The old lady will probably spend about five minutes waiting for the bus before forgetting that she wanted to go home.

“After about 15 minutes another carer will go to her and tell her the bus has been cancelled or that she should come back with him because her daughter will be arriving shortly,” says the nursing home manager, Richard Neureither.

“When relatives first hear of this, their initial reaction is, ‘they’re making fun of the old people’,” he says.

But he defends the unusual approach, saying it is necessary because the patients suffering from Alzheimer’s and other forms of dementia live in their own world.

“Using rational arguments won’t prevent them from running away. You have to deal with them in the reality in which they live,” says the home manager.

Some 82 people live the nursing centre that Neureither is in charge of, with around 70 of them suffering from dementia.

Their long-term memory functions perfectly, but the present is quickly forgotten. “Most are in the final stages of the illness. Their short-term memory is virtually nonexistent,” says Neureither.

“The are not able to learn any more. If you leave their room and come back again in 15 minutes you can start all over again with the conversation you just had with them.”

Their long-term memory is much better.

“They can remember exactly where they used to live. They know what different symbols mean, such us the sign for a bus stop,” explains Neureither.

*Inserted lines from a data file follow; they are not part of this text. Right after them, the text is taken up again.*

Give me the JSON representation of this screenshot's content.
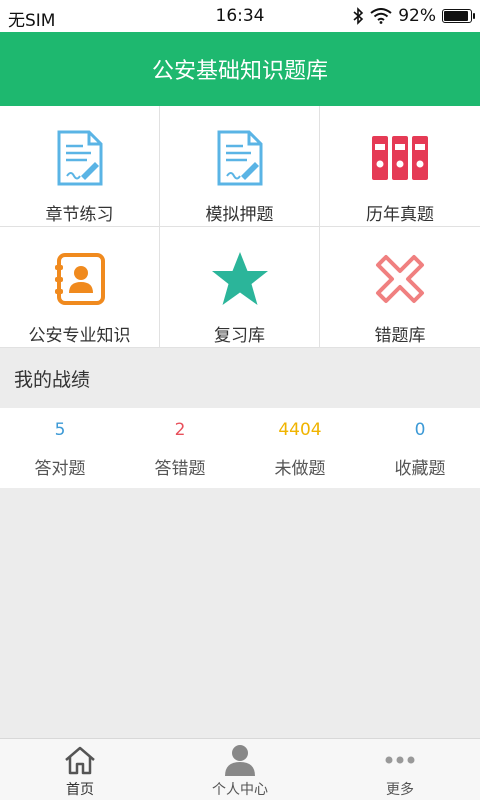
{
  "status_bar": {
    "carrier": "无SIM",
    "time": "16:34",
    "battery_text": "92%",
    "battery_level": 0.92
  },
  "header": {
    "title": "公安基础知识题库"
  },
  "menu": {
    "items": [
      {
        "label": "章节练习",
        "icon": "document-pen-icon",
        "color": "#5ab4e5"
      },
      {
        "label": "模拟押题",
        "icon": "document-pen-icon",
        "color": "#5ab4e5"
      },
      {
        "label": "历年真题",
        "icon": "binders-icon",
        "color": "#e53a55"
      },
      {
        "label": "公安专业知识",
        "icon": "contact-book-icon",
        "color": "#f08a1e"
      },
      {
        "label": "复习库",
        "icon": "star-icon",
        "color": "#2bb59a"
      },
      {
        "label": "错题库",
        "icon": "cross-icon",
        "color": "#f08080"
      }
    ]
  },
  "stats_section": {
    "title": "我的战绩",
    "items": [
      {
        "value": "5",
        "label": "答对题",
        "color": "#3d9ad6"
      },
      {
        "value": "2",
        "label": "答错题",
        "color": "#e8505b"
      },
      {
        "value": "4404",
        "label": "未做题",
        "color": "#f0b400"
      },
      {
        "value": "0",
        "label": "收藏题",
        "color": "#3d9ad6"
      }
    ]
  },
  "tab_bar": {
    "tabs": [
      {
        "label": "首页",
        "icon": "home-icon"
      },
      {
        "label": "个人中心",
        "icon": "person-icon"
      },
      {
        "label": "更多",
        "icon": "more-icon"
      }
    ]
  }
}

The idea for the phantom bus stops comes from Franz-Josef Goebel, chairman of the local aid organisation Old Lions.

“The alternative would be to lock them up or pump them full of drugs to keep them quiet,” he says.

As a rule, the home residents are there voluntary and the carers are not allowed to detain them against their will, according to Neureither.

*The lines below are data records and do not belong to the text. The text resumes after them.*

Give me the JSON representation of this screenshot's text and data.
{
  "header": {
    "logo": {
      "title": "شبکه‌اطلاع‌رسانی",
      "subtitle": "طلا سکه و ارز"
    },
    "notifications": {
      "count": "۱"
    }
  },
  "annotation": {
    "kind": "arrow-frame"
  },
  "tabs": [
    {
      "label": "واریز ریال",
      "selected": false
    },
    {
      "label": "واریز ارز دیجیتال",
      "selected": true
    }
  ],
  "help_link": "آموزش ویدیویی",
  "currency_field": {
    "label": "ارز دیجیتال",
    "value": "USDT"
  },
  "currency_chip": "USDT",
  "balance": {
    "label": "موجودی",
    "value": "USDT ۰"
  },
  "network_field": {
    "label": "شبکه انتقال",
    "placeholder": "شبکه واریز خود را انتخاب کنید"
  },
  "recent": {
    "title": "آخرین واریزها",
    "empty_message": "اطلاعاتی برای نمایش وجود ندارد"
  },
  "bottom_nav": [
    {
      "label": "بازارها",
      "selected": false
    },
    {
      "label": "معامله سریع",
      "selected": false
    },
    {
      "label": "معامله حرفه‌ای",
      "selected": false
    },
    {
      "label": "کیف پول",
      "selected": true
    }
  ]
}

“They sometimes become aggressive if we try to hold them back and tell them they are not allowed to leave,” he adds.

The fake bus stops present an opportunity to take the feelings of the residents into account. It enables them to behave like normal people.

The desire to escape is particularly strong among newcomers, who often demand to know what they are doing in the home and who is going to pay for them.

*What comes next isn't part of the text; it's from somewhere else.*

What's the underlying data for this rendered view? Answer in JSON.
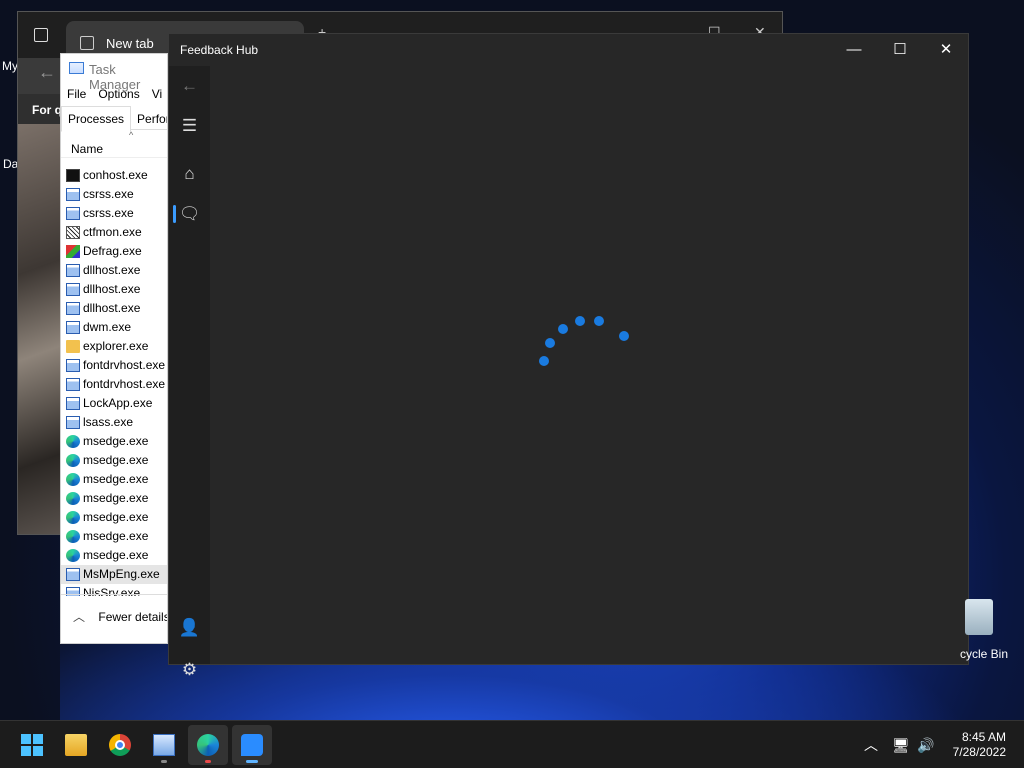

But despite the trick with the bus stop, there are still Alzheimers sufferers who manage to slip away undetected.

“If we can’t find them then we have to alert the police,” says Neureither. “It can be particularly dangerous if this happens in winter and they spend the night out in the cold.”

There are more than one million dementia sufferers in Germany. The idea of the phantom bus stop has spread from Dusseldorf to nursing homes in Munich, Hamburg and at least fur other cities.